Arctos and VertNet: Arctos has been a major contributor of particularly rich, high-quality vertebrate data to MaNIS, HerpNET, ORNIS, and FishNet2. The integrated linkages between specimen or observational records, geospatial information, genetic data, and media provide both opportunities and challenges for VertNet. Arctos will take advantage of the new publishing capabilities of VertNet by communicating through Application Programming Interfaces (APIs), which will allow updates to be published as news feeds when they occur during data management. Applications subscribing to these news feeds will be notified of Arctos changes in real time. Conversely, Arctos will subscribe to and store data annotations generated by VertNet users, thus further enriching the original record.
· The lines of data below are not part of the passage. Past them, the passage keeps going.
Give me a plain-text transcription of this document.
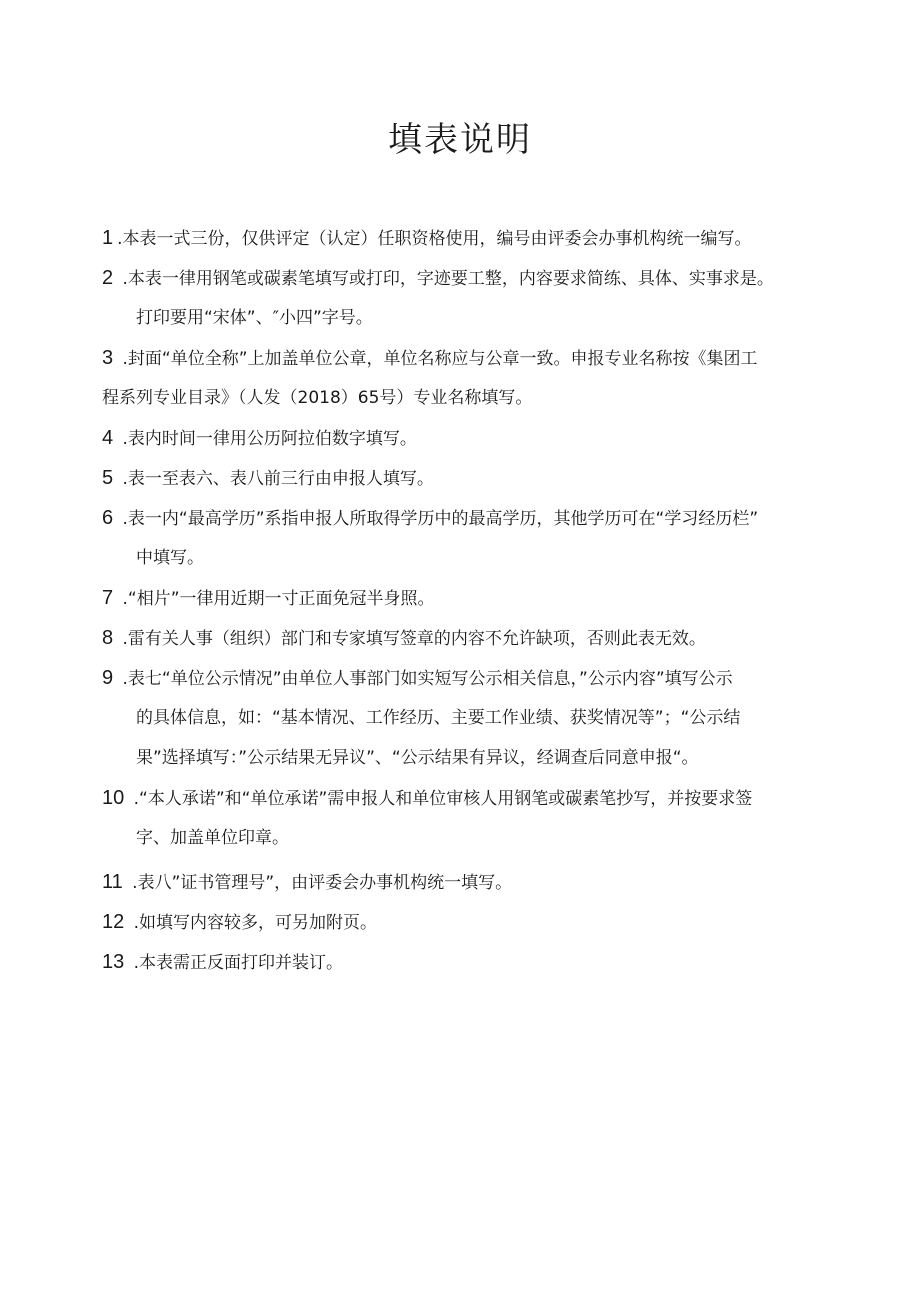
填表说明
1 .本表一式三份，仅供评定（认定）任职资格使用，编号由评委会办事机构统一编写。
2 .本表一律用钢笔或碳素笔填写或打印，字迹要工整，内容要求简练、具体、实事求是。
打印要用“宋体”、″小四”字号。
3 .封面“单位全称”上加盖单位公章，单位名称应与公章一致。申报专业名称按《集团工
程系列专业目录》（人发（2018）65号）专业名称填写。
4 .表内时间一律用公历阿拉伯数字填写。
5 .表一至表六、表八前三行由申报人填写。
6 .表一内“最高学历”系指申报人所取得学历中的最高学历，其他学历可在“学习经历栏”
中填写。
7 .“相片”一律用近期一寸正面免冠半身照。
8 .雷有关人事（组织）部门和专家填写签章的内容不允许缺项，否则此表无效。
9 .表七“单位公示情况”由单位人事部门如实短写公示相关信息，”公示内容”填写公示
的具体信息，如：“基本情况、工作经历、主要工作业绩、获奖情况等”；“公示结
果”选择填写：”公示结果无异议”、“公示结果有异议，经调查后同意申报“。
10 .“本人承诺”和“单位承诺”需申报人和单位审核人用钢笔或碳素笔抄写，并按要求签
字、加盖单位印章。
11 .表八”证书管理号”，由评委会办事机构统一填写。
12 .如填写内容较多，可另加附页。
13 .本表需正反面打印并装订。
All of the institutions collaborating in Arctos will benefit at once from these added capabilities to the shared system. From the VertNet perspective, one of the development challenges will be how best to propagate integrated linkages such as in Arctos to the broader network of providers via the API and portal. This is something that we plan to address in the coming year.
In the future, we may start to think of Arctos and VertNet in a third way…as a fully integrated biodiversity repository accessible from intuitive portals where multidisciplinary questions can be addressed. One can imagine quickly accessing all the ecological observations that early century biologists made while they surveyed the Alaskan frontiers. Or ask, what did the morning chorus of birds sound like in a Guatemalan rain forest? And how has it changed? How often did spouses accompany field expeditions and what were their roles? How have genotypes and phenotypes shifted in murids? Where is most of the genetic variation in the Salamandridae? We can’t anticipate all the uses for the new Arctos-VertNet but can be confident of a rich potential.